Screened as part of NZIFF 2001
In the densely bizarre animated world of Ukranian Igor Kovalyov, it is the 'normal' and the everyday which are harbringers of repression. For Kovalyov two things are certain: domestic simplicity is a haven for sinister, incapacitating forces and a film should generate more questions than it answers. Add to this mix an undeniable sense of barely restrained sexual repression, a visual grammar all his own, an unrivalled ability to create and balance a complex array of visual and narrative tensions, and an apparently bottomless well of visual symbolism.
Kovalyov was born in Kiev in 1954, grew up watching the animated films of Chitruk and fell under the spell of the great Estonian animator Priit Parn. He began animating at 18 at the acclaimed Kiev Studio (when he was turned down for art school 'beacuse he could not draw'), and created his first fully individual, independent film in 1990. This astonishing film, Hen, His Wife generated such excitement that he was invited to shift to the USA and join the Klasky Csupo team (animators of the orginal Simpsons episodes) where he went to work on projects such as Duckman, Aaaahh! Real Monsters and Rugrats while creating one of the inimitable and studied bodies of animated film art of any living animator.
Kovalyov's story reflects the massive cultural changes wrought on what was the Soviet Union. However he consistently and strenuously denies the various – and perhaps too obvious – political contexts that most Western critics read into his films. He instead asks that audiences look at them through a much more layered and complex set of lenses.
Audiences will see all of these aspects in this very special retrospective screening – one of the first in the world to include The Flying Nansen. Elements of Kovalyov's homeland and his earliest influences are there. And fans of the Klasky Csupo projects that Kovalyov has played a major role in, may also recognise a character design here or a humour quirk there. But ultimately this is an extremely personal, unique body of work that probably has no other venue for screening than a film festival. Come armed with this knowledge, an open mind and a desire to experience the work of a true animation master. — MT
A routinely troubled household is shattered when a masked stranger arrives without warning and alerts the husband to the fact his wife is actually a hen.
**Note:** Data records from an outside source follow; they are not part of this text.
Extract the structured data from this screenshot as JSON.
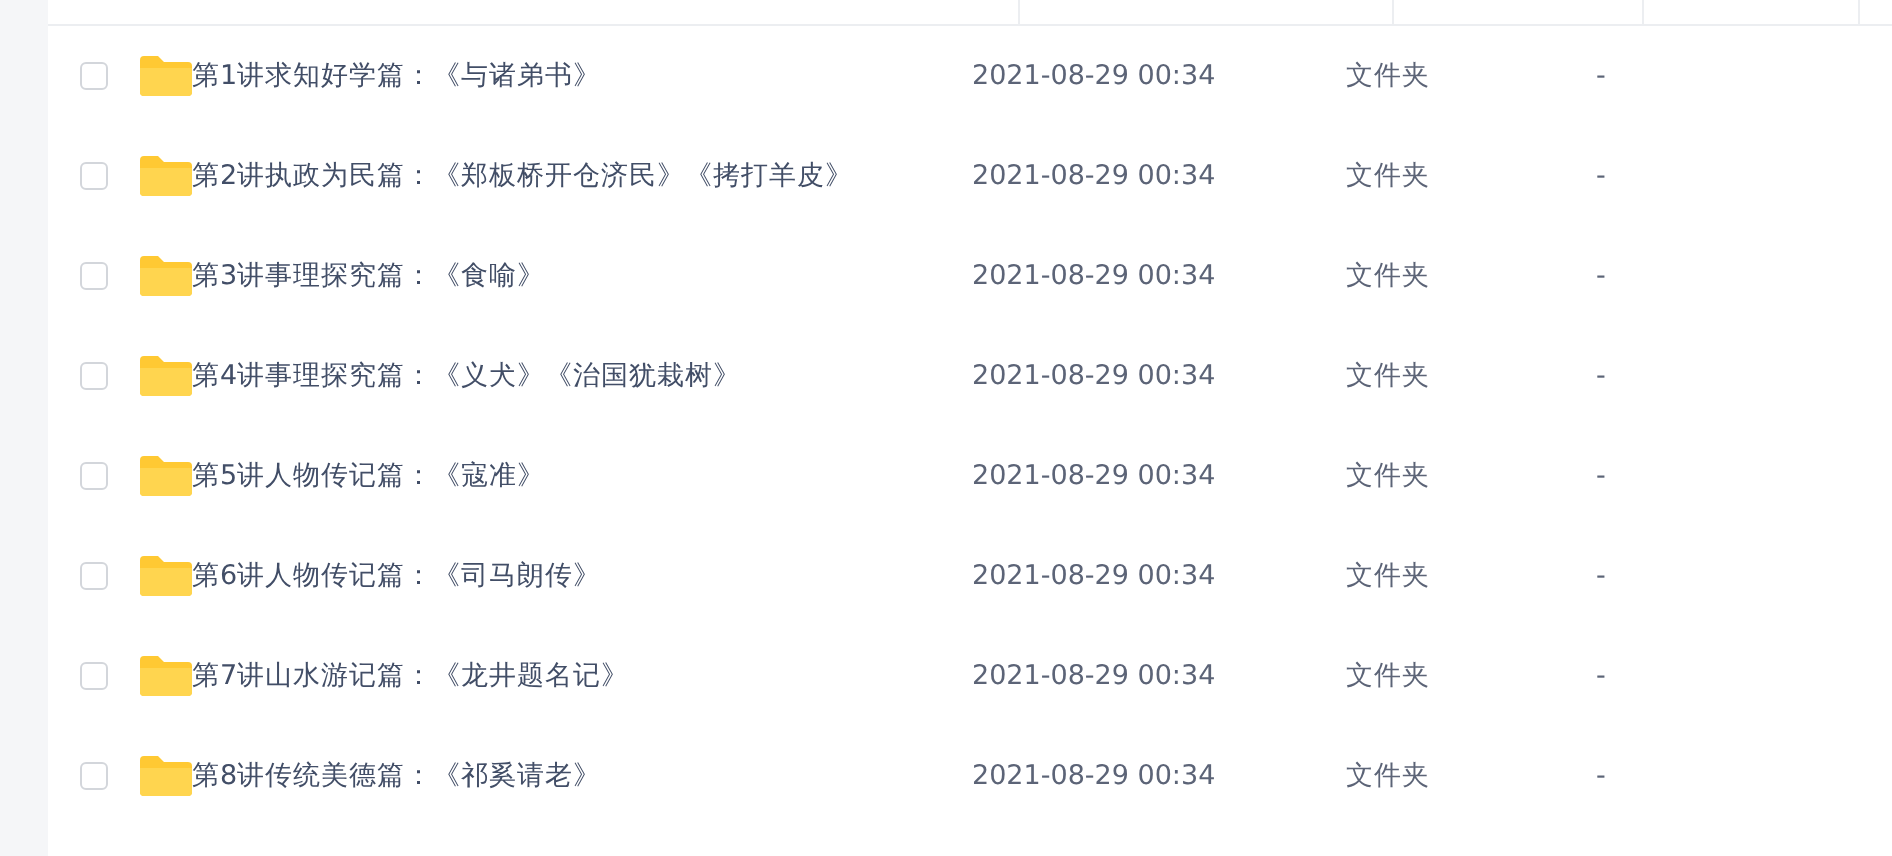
{
  "files": [
    {
      "name": "第1讲求知好学篇：《与诸弟书》",
      "modified": "2021-08-29 00:34",
      "type": "文件夹",
      "size": "-",
      "checked": false
    },
    {
      "name": "第2讲执政为民篇：《郑板桥开仓济民》《拷打羊皮》",
      "modified": "2021-08-29 00:34",
      "type": "文件夹",
      "size": "-",
      "checked": false
    },
    {
      "name": "第3讲事理探究篇：《食喻》",
      "modified": "2021-08-29 00:34",
      "type": "文件夹",
      "size": "-",
      "checked": false
    },
    {
      "name": "第4讲事理探究篇：《义犬》《治国犹栽树》",
      "modified": "2021-08-29 00:34",
      "type": "文件夹",
      "size": "-",
      "checked": false
    },
    {
      "name": "第5讲人物传记篇：《寇准》",
      "modified": "2021-08-29 00:34",
      "type": "文件夹",
      "size": "-",
      "checked": false
    },
    {
      "name": "第6讲人物传记篇：《司马朗传》",
      "modified": "2021-08-29 00:34",
      "type": "文件夹",
      "size": "-",
      "checked": false
    },
    {
      "name": "第7讲山水游记篇：《龙井题名记》",
      "modified": "2021-08-29 00:34",
      "type": "文件夹",
      "size": "-",
      "checked": false
    },
    {
      "name": "第8讲传统美德篇：《祁奚请老》",
      "modified": "2021-08-29 00:34",
      "type": "文件夹",
      "size": "-",
      "checked": false
    }
  ]
}
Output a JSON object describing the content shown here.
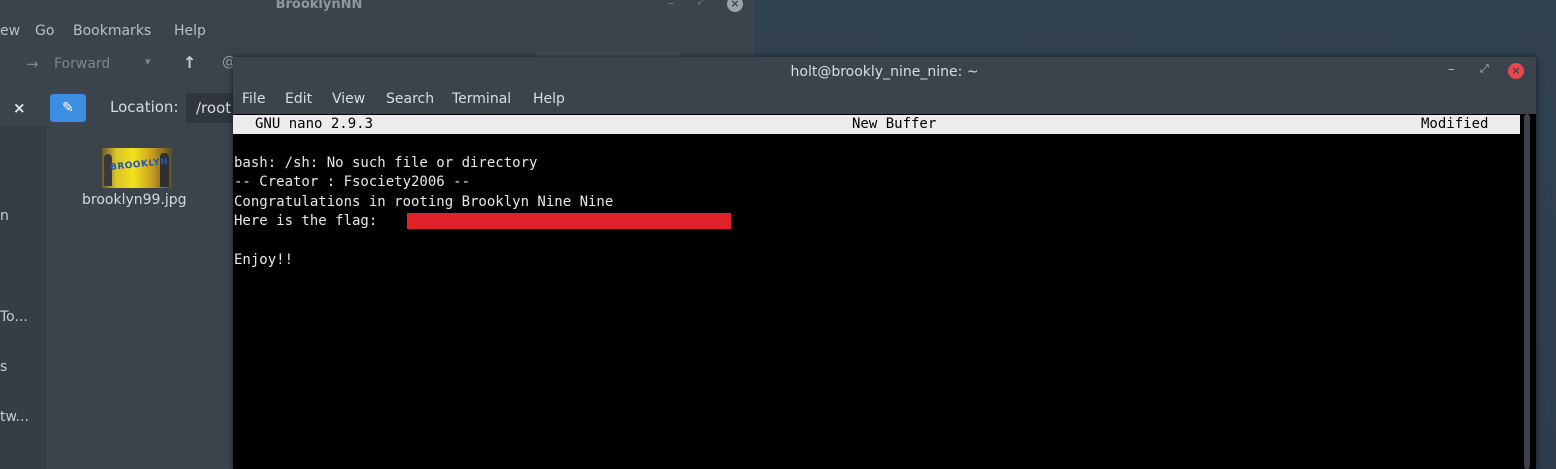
{
  "file_manager": {
    "title": "BrooklynNN",
    "window_controls": {
      "minimize": "–",
      "maximize": "⤢",
      "close": "×"
    },
    "menu": [
      "ew",
      "Go",
      "Bookmarks",
      "Help"
    ],
    "toolbar": {
      "forward_label": "Forward",
      "dropdown_icon": "▾",
      "up_icon": "↑",
      "home_icon": "@"
    },
    "location": {
      "label": "Location:",
      "value": "/root"
    },
    "sidebar_items": [
      "n",
      "To...",
      "s",
      "tw..."
    ],
    "files": [
      {
        "name": "brooklyn99.jpg",
        "thumbnail_text": "BROOKLYN"
      }
    ]
  },
  "terminal": {
    "title": "holt@brookly_nine_nine: ~",
    "window_controls": {
      "minimize": "–",
      "maximize": "⤢",
      "close": "×"
    },
    "menu": [
      "File",
      "Edit",
      "View",
      "Search",
      "Terminal",
      "Help"
    ],
    "nano": {
      "version": "GNU nano 2.9.3",
      "buffer": "New Buffer",
      "status": "Modified"
    },
    "lines": [
      "bash: /sh: No such file or directory",
      "-- Creator : Fsociety2006 --",
      "Congratulations in rooting Brooklyn Nine Nine",
      "Here is the flag: ",
      "Enjoy!!"
    ],
    "colors": {
      "redaction": "#e0232a",
      "close_button": "#e8474d",
      "accent": "#3d8ee3"
    }
  }
}
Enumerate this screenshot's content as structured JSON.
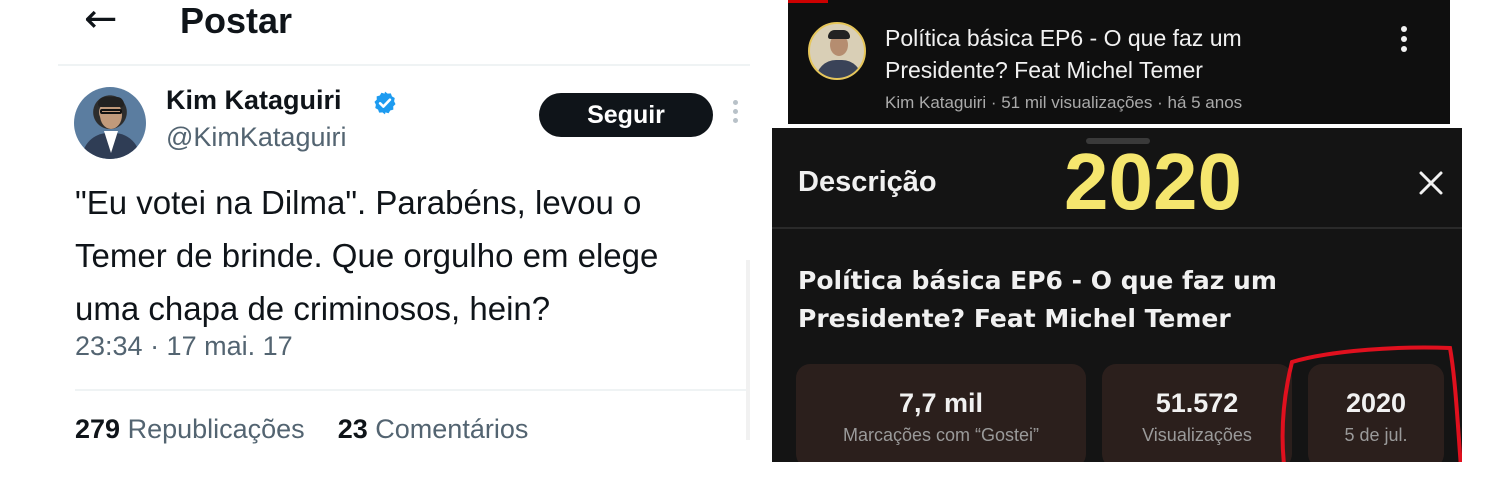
{
  "tweet": {
    "back_icon": "arrow-left-icon",
    "header_title": "Postar",
    "author_name": "Kim Kataguiri",
    "author_handle": "@KimKataguiri",
    "verified_icon": "verified-badge-icon",
    "follow_label": "Seguir",
    "text_lines": [
      "\"Eu votei na Dilma\". Parabéns, levou o",
      "Temer de brinde. Que orgulho em elege",
      "uma chapa de criminosos, hein?"
    ],
    "timestamp": "23:34 · 17 mai. 17",
    "stats": {
      "reposts_count": "279",
      "reposts_label": "Republicações",
      "comments_count": "23",
      "comments_label": "Comentários"
    }
  },
  "youtube_card": {
    "title": "Política básica EP6 - O que faz um Presidente? Feat Michel Temer",
    "meta": "Kim Kataguiri · 51 mil visualizações · há 5 anos",
    "menu_icon": "more-vertical-icon"
  },
  "description_panel": {
    "heading": "Descrição",
    "year_overlay": "2020",
    "close_icon": "close-icon",
    "video_title": "Política básica EP6 - O que faz um Presidente? Feat Michel Temer",
    "stats": [
      {
        "value": "7,7 mil",
        "label": "Marcações com “Gostei”"
      },
      {
        "value": "51.572",
        "label": "Visualizações"
      },
      {
        "value": "2020",
        "label": "5 de jul."
      }
    ]
  },
  "colors": {
    "follow_button_bg": "#0f1419",
    "verified_blue": "#1d9bf0",
    "overlay_yellow": "#f5e66e",
    "annotation_red": "#e0101e",
    "dark_bg": "#0f0f0f"
  }
}
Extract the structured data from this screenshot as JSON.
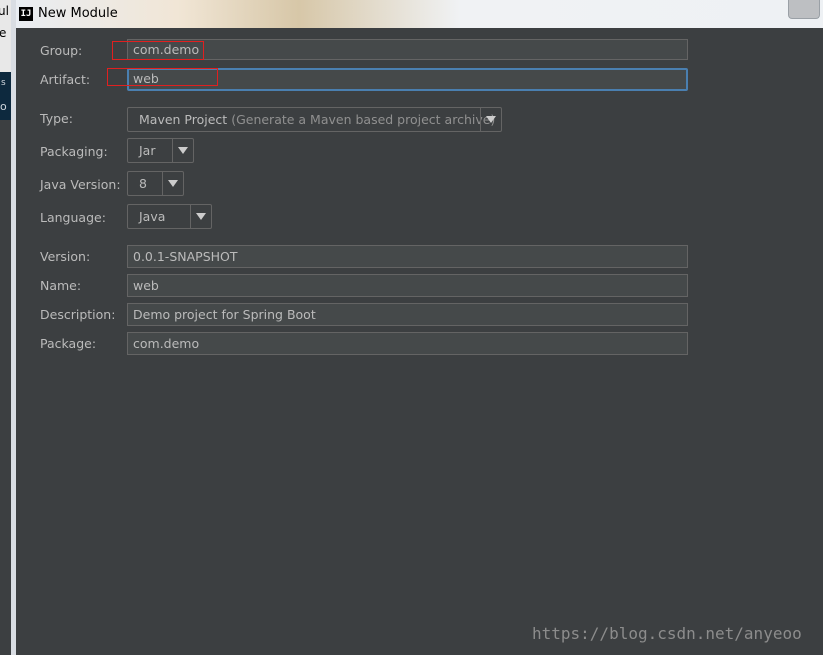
{
  "window": {
    "title": "New Module",
    "app_icon": "IJ"
  },
  "background_window": {
    "glyphs": [
      "ul",
      "e",
      "s",
      "o"
    ]
  },
  "labels": {
    "group": "Group:",
    "artifact": "Artifact:",
    "type": "Type:",
    "packaging": "Packaging:",
    "java_version": "Java Version:",
    "language": "Language:",
    "version": "Version:",
    "name": "Name:",
    "description": "Description:",
    "package": "Package:"
  },
  "values": {
    "group": "com.demo",
    "artifact": "web",
    "type_main": "Maven Project",
    "type_hint": "(Generate a Maven based project archive)",
    "packaging": "Jar",
    "java_version": "8",
    "language": "Java",
    "version": "0.0.1-SNAPSHOT",
    "name": "web",
    "description": "Demo project for Spring Boot",
    "package": "com.demo"
  },
  "watermark": "https://blog.csdn.net/anyeoo",
  "colors": {
    "background": "#3c3f41",
    "focus_border": "#4a7fb0",
    "annotation_red": "#e02020"
  }
}
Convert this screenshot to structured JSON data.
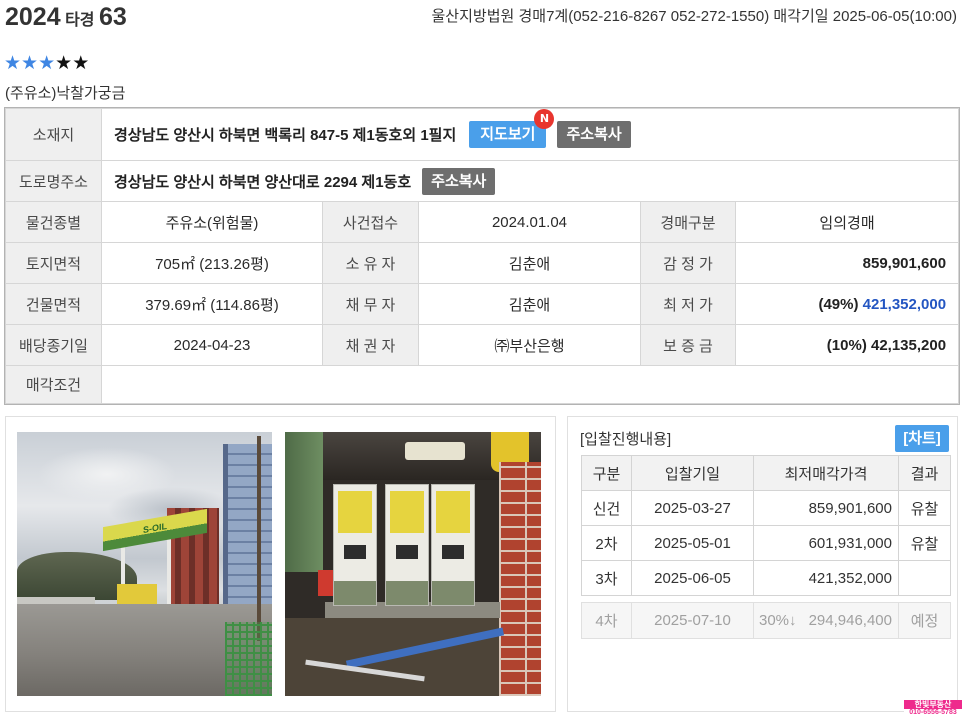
{
  "header": {
    "year": "2024",
    "case_type": "타경",
    "case_no": "63",
    "court_info": "울산지방법원 경매7계(052-216-8267 052-272-1550) 매각기일 2025-06-05(10:00)"
  },
  "rating": {
    "value": 3,
    "max": 5,
    "glyph": "★"
  },
  "memo": "(주유소)낙찰가궁금",
  "info": {
    "location": {
      "label": "소재지",
      "value": "경상남도 양산시 하북면 백록리 847-5 제1동호외 1필지",
      "map_button": "지도보기",
      "badge": "N",
      "copy_button": "주소복사"
    },
    "road_address": {
      "label": "도로명주소",
      "value": "경상남도 양산시 하북면 양산대로 2294 제1동호",
      "copy_button": "주소복사"
    },
    "property_type": {
      "label": "물건종별",
      "value": "주유소(위험물)"
    },
    "case_received": {
      "label": "사건접수",
      "value": "2024.01.04"
    },
    "auction_type": {
      "label": "경매구분",
      "value": "임의경매"
    },
    "land_area": {
      "label": "토지면적",
      "value": "705㎡ (213.26평)"
    },
    "owner": {
      "label": "소 유 자",
      "value": "김춘애"
    },
    "appraisal": {
      "label": "감 정 가",
      "value": "859,901,600"
    },
    "building_area": {
      "label": "건물면적",
      "value": "379.69㎡ (114.86평)"
    },
    "debtor": {
      "label": "채 무 자",
      "value": "김춘애"
    },
    "minimum_price": {
      "label": "최 저 가",
      "percent": "(49%)",
      "value": "421,352,000"
    },
    "claim_deadline": {
      "label": "배당종기일",
      "value": "2024-04-23"
    },
    "creditor": {
      "label": "채 권 자",
      "value": "㈜부산은행"
    },
    "deposit": {
      "label": "보 증 금",
      "percent": "(10%)",
      "value": "42,135,200"
    },
    "sale_conditions": {
      "label": "매각조건",
      "value": ""
    }
  },
  "photos": {
    "exterior_sign": "S-OIL"
  },
  "bidding": {
    "title": "[입찰진행내용]",
    "chart_button": "[차트]",
    "headers": [
      "구분",
      "입찰기일",
      "최저매각가격",
      "결과"
    ],
    "rounds": [
      {
        "round": "신건",
        "date": "2025-03-27",
        "price": "859,901,600",
        "result": "유찰"
      },
      {
        "round": "2차",
        "date": "2025-05-01",
        "price": "601,931,000",
        "result": "유찰"
      },
      {
        "round": "3차",
        "date": "2025-06-05",
        "price": "421,352,000",
        "result": ""
      }
    ],
    "next": {
      "round": "4차",
      "date": "2025-07-10",
      "reduction": "30%↓",
      "price": "294,946,400",
      "result": "예정"
    }
  },
  "watermark": {
    "name": "한빛부동산",
    "phone": "010-6556-5783"
  },
  "colors": {
    "accent_blue": "#4a9fea",
    "star_blue": "#3f86e3",
    "badge_red": "#e8352e",
    "button_gray": "#6e6e6e",
    "label_bg": "#efefef",
    "grid": "#d6d6d6",
    "price_blue": "#2456c2",
    "logo_pink": "#ee2a8c"
  }
}
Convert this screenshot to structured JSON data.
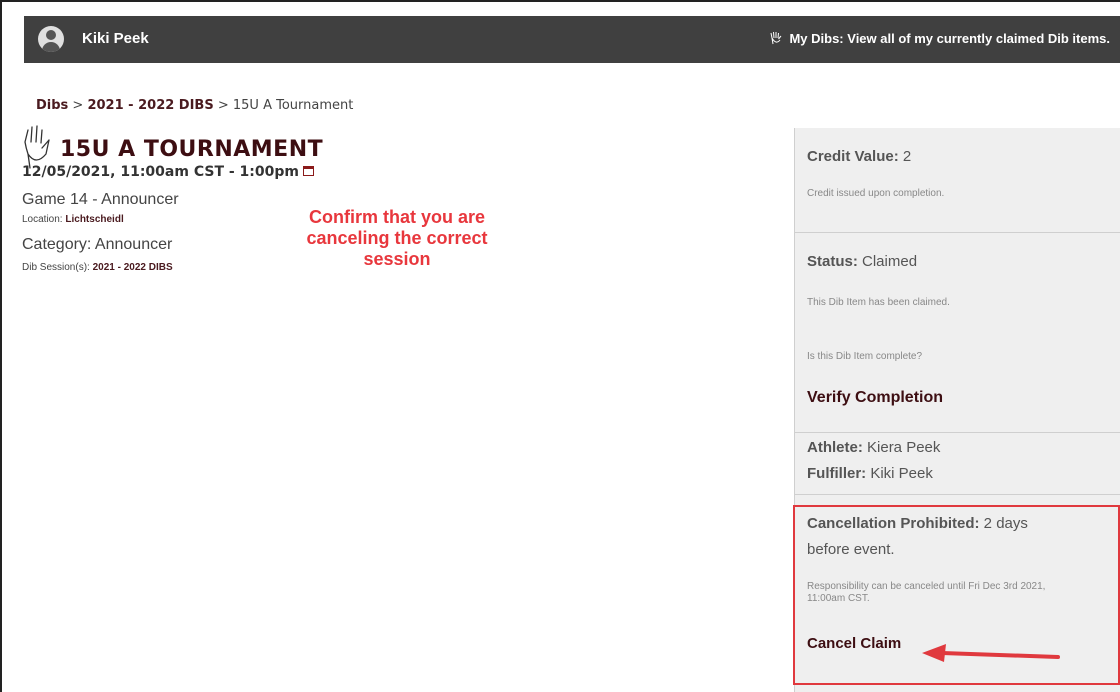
{
  "header": {
    "user_name": "Kiki Peek",
    "my_dibs": "My Dibs: View all of my currently claimed Dib items."
  },
  "breadcrumb": {
    "root": "Dibs",
    "separator1": " > ",
    "session": "2021 - 2022 DIBS",
    "separator2": " > ",
    "current": "15U A Tournament"
  },
  "event": {
    "title": "15U A TOURNAMENT",
    "datetime": "12/05/2021, 11:00am CST - 1:00pm",
    "game": "Game 14 - Announcer",
    "location_label": "Location: ",
    "location_value": "Lichtscheidl",
    "category": "Category: Announcer",
    "sessions_label": "Dib Session(s): ",
    "sessions_value": "2021 - 2022 DIBS"
  },
  "annotation": {
    "line1": "Confirm that you are",
    "line2": "canceling the correct",
    "line3": "session"
  },
  "sidebar": {
    "credit_label": "Credit Value:",
    "credit_value": " 2",
    "credit_note": "Credit issued upon completion.",
    "status_label": "Status:",
    "status_value": " Claimed",
    "status_note": "This Dib Item has been claimed.",
    "complete_question": "Is this Dib Item complete?",
    "verify_button": "Verify Completion",
    "athlete_label": "Athlete:",
    "athlete_value": " Kiera Peek",
    "fulfiller_label": "Fulfiller:",
    "fulfiller_value": " Kiki Peek",
    "cancel_label": "Cancellation Prohibited:",
    "cancel_value_1": " 2 days",
    "cancel_value_2": "before event.",
    "cancel_note_1": "Responsibility can be canceled until Fri Dec 3rd 2021,",
    "cancel_note_2": "11:00am CST.",
    "cancel_button": "Cancel Claim"
  },
  "colors": {
    "header_bg": "#404040",
    "brand_maroon": "#3d0e12",
    "annotation_red": "#e8373d",
    "sidebar_bg": "#efefef"
  }
}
The spirit of film noir creeps through this tale, laying bare the deceitful relationship between a master and his servants.
Past and present merge and then re-fracture down different fault lines when a man visits a woman living in a house with a gardener, two kissing Chinese chess players and a child who will do anything to communicate with the man.
The North Pole provides an environment begging to be explored. But once trapped in that environment, exploration and rescue are very much in the eye of the beholder.